Jon Stoddard (01:01:24.494)
go with an SBA lender if they've got multiple cash offers as well. But I will not go under a letter of intent without having the SBA lender on a call with the buyer and seller. It's like LIBO bank is saying already qualified or need the bank to say yes? no, no. We've got to have a pre-approval. The bank's got to be on board with it. We won't sign a letter of intent until the bank's fully on board with it. But I also want the buyer and seller and the bank on a call together talking about timelines and setting expectations.
before we sign a letter of intent. That way everyone is on the same page and the emotions are not as high when the bank ends up over promising and under delivering on when they're gonna get that commitment letter, which they tend to do, right? They speak a different language, they live in a different world. They may say, yeah, we're gonna close in six weeks.

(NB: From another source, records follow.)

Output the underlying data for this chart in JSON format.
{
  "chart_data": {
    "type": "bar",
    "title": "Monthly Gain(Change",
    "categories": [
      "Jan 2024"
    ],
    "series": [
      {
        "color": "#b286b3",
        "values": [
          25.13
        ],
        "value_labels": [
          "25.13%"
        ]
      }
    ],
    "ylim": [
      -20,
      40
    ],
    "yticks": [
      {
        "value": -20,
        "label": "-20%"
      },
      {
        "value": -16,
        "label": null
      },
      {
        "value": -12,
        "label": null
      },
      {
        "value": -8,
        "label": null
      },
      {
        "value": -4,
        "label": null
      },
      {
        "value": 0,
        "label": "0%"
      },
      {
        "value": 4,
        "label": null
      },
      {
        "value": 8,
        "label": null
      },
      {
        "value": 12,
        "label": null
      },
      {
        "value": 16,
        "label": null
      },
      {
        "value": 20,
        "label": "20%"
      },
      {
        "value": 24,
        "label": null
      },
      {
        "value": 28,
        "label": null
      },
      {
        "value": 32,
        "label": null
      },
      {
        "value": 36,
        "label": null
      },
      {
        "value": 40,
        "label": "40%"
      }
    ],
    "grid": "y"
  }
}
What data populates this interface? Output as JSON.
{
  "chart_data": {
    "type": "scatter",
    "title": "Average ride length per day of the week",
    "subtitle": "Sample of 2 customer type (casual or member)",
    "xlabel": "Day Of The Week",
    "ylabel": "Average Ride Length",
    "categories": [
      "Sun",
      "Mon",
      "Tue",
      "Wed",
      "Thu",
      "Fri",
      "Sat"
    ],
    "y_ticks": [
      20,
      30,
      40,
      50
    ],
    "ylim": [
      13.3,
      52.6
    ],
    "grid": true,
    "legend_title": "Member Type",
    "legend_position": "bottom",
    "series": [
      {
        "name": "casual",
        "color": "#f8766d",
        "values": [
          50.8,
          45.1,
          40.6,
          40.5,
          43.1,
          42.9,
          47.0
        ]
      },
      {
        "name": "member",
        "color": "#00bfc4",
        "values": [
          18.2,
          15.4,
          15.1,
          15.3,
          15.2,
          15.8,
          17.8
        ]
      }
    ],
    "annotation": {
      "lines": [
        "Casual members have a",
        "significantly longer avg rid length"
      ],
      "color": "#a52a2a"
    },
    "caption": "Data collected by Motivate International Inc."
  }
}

Closing to them, maybe signing documents or getting that commitment letter. And then it's another 30 days to funding. So you've got to make sure everybody's speaking the same language. And the best thing to do is get on a call. We're all there. Let's do Zoom. I want to see the white to your eyes. Let's do it. And just make sure we're on the same page. It's the best way to do it. You can't leave anything up to interpretation. How important that LOI and that conceptual agreement is.
Joe, we went out of time, but I gotta tell you, I wish this book was around a lot earlier, because I've learned a number of things here today. And you've got a book called Exit for Entrepreneurs. It's a mouthful, isn't it? Yes, I've I surveyed a bunch of people in the industry, and I gave them two titles, narrowed it down to two. And one was Incredible Exits, and the other was The Expert.
was Exitpreneur, it was just Exitpreneur. Exitpreneur's Playbook coming out. Yeah, that's what it is. Everybody chose the other title and I went to go with the Exitpreneur's Playbook. Yeah, so you can find it on Amazon or at exitpreneur.io if you want to get some free chapters. Beautiful. Thank you so much, Joe. I appreciate this. My pleasure, John. Thanks for having me on. Take care.